L'Angleterre, qui a accumulé les déceptions depuis son unique titre en 1966, a confié au sélectionneur italien Fabio Capello la mission de lui rendre la Coupe du monde dans un sport qu'elle considère comme sa propriété.

Quand il est arrivé en poste en décembre 2007, l'Italien a trouvé une sélection traumatisée par son absence de l'Euro-2008, prix d'une humiliation à Wembley contre la Croatie (2-3), et d'une gestion catastrophique par son prédécesseur Steve McClaren, «Steve McClown» pour ses compatriotes.

Avec les mêmes joueurs, Capello a refait de l'Angleterre une équipe qui compte: récompense de sa rigueur, de son sens de l'organisation et du dialogue. Jamais ses joueurs ne se sont aussi bien exprimés que sous sa direction: Wayne Rooney est plus efficace que jamais, le débat de savoir si Frank Lampard et Steve Gerrard peuvent jouer ensemble est clos.

«Wembley. 10 heures»

Respecté plus que craint, il est le seul patron de l'équipe, quand McClaren avait abandonné le pouvoir à ses troupes, impose des règles de ponctualité, de diététique et de comportement. Et il est capable d'autorité, voire de brutalité.

Quand son capitaine John Terry est pris en grippe par l'Angleterre après la révélation d'une liaison extra-conjugale avec la compagne d'un équipier, il le convoque. Le défenseur lui demande s'il doit aller le voir chez lui ou s'ils se rencontreront au restaurant.

«Wembley. 10 heures», rétorque par SMS Capello, avant de déchoir son joueur du capitanat après une réunion de moins de dix minutes. L'Italien reconnaîtra ne pas avoir ressenti l'indignation empreinte de puritanisme de l'Angleterre mais il aura démontré sa compréhension du pays et sa capacité à étouffer l'incendie qui menaçait de déstabiliser son équipe.

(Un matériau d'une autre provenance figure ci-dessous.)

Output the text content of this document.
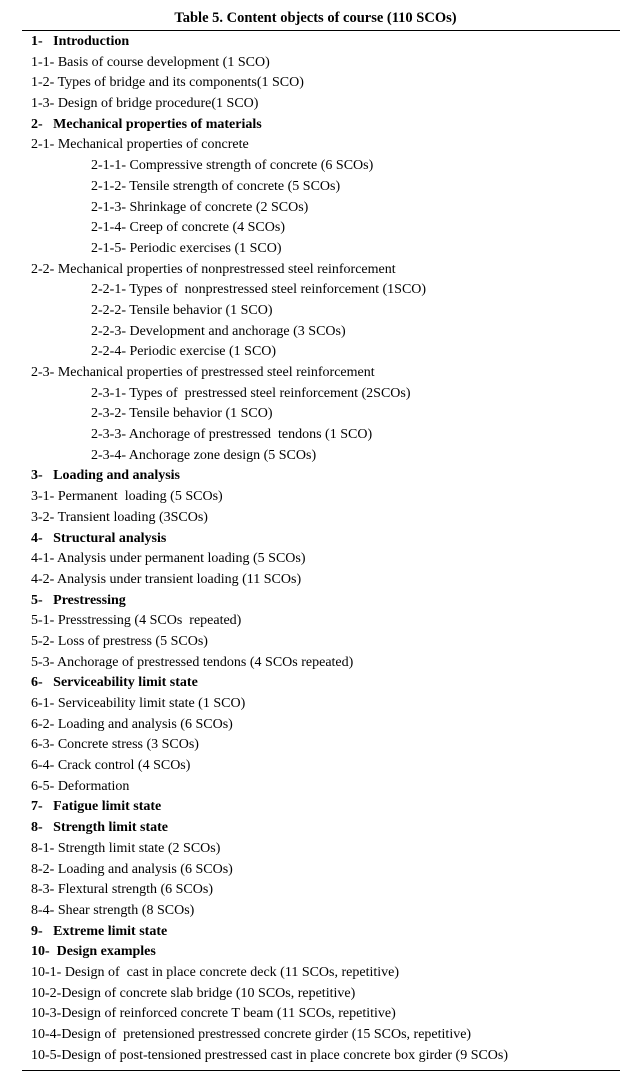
Table 5. Content objects of course (110 SCOs)
1-   Introduction
1-1- Basis of course development (1 SCO)
1-2- Types of bridge and its components(1 SCO)
1-3- Design of bridge procedure(1 SCO)
2-   Mechanical properties of materials
2-1- Mechanical properties of concrete
2-1-1- Compressive strength of concrete (6 SCOs)
2-1-2- Tensile strength of concrete (5 SCOs)
2-1-3- Shrinkage of concrete (2 SCOs)
2-1-4- Creep of concrete (4 SCOs)
2-1-5- Periodic exercises (1 SCO)
2-2- Mechanical properties of nonprestressed steel reinforcement
2-2-1- Types of  nonprestressed steel reinforcement (1SCO)
2-2-2- Tensile behavior (1 SCO)
2-2-3- Development and anchorage (3 SCOs)
2-2-4- Periodic exercise (1 SCO)
2-3- Mechanical properties of prestressed steel reinforcement
2-3-1- Types of  prestressed steel reinforcement (2SCOs)
2-3-2- Tensile behavior (1 SCO)
2-3-3- Anchorage of prestressed  tendons (1 SCO)
2-3-4- Anchorage zone design (5 SCOs)
3-   Loading and analysis
3-1- Permanent  loading (5 SCOs)
3-2- Transient loading (3SCOs)
4-   Structural analysis
4-1- Analysis under permanent loading (5 SCOs)
4-2- Analysis under transient loading (11 SCOs)
5-   Prestressing
5-1- Presstressing (4 SCOs  repeated)
5-2- Loss of prestress (5 SCOs)
5-3- Anchorage of prestressed tendons (4 SCOs repeated)
6-   Serviceability limit state
6-1- Serviceability limit state (1 SCO)
6-2- Loading and analysis (6 SCOs)
6-3- Concrete stress (3 SCOs)
6-4- Crack control (4 SCOs)
6-5- Deformation
7-   Fatigue limit state
8-   Strength limit state
8-1- Strength limit state (2 SCOs)
8-2- Loading and analysis (6 SCOs)
8-3- Flextural strength (6 SCOs)
8-4- Shear strength (8 SCOs)
9-   Extreme limit state
10-  Design examples
10-1- Design of  cast in place concrete deck (11 SCOs, repetitive)
10-2-Design of concrete slab bridge (10 SCOs, repetitive)
10-3-Design of reinforced concrete T beam (11 SCOs, repetitive)
10-4-Design of  pretensioned prestressed concrete girder (15 SCOs, repetitive)
10-5-Design of post-tensioned prestressed cast in place concrete box girder (9 SCOs)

C'est le 10 septembre 2008 que l'Angleterre a décidé de croire en Capello. C'est aussi ce jour-là que Capello a commencé de croire en l'Angleterre. En début de qualifications, les Anglais vont prendre une revanche retentissante chez les Croates (4-1), devenant la première nation à s'imposer au stade Maksimir de Zagreb.

«Démon de 1966»

«J'essaie de prendre de la distance avec ce truc de +On n'a rien gagné depuis 44 ans+. A mon arrivée, on avait ce démon croate, coupable de l'élimination à l'Euro-2008. On s'en est débarrassé», raconte l'Italien. «Maintenant, j'espère que la même chose va advenir du démon de 1966. J'aime l'idée du +Ghostbusters+», le chasseur de fantômes.

Désormais, il ne cache plus son ambition, expliquant que tout autre résultat qu'une finale serait «un échec». «Mon équipe peut rivaliser avec n'importe qui», assure-t-il.

Malgré quelques incertitudes (forme de Rooney et de Rio Ferdinand, blessure de Gareth Barry, pas de grand gardien), Capello n'envisage pas une redite du fiasco de 2006 quand les Anglais, gonflés à bloc à leur arrivée en Allemagne, avaient failli: l'Italien a accepté de supprimer une clause de son contrat qui l'autorisait à quitter son poste après le Mondial.

A ceux qui oseraient lui rappeler que l'Angleterre est, par essence, une équipe qui ne gagne pas, il répond par un autre exemple de «serial losers»: «Gagner l'Euro-2008 a donné à l'Espagne la confiance en ses qualités qui lui permet d'être au sommet.»

Le sommet. Un endroit dont l'Angleterre ne s'est plus approché depuis 1966. Et dont elle considère les occupants successifs comme des usurpateurs. Elle compte sur un Italien pour l'y ramener.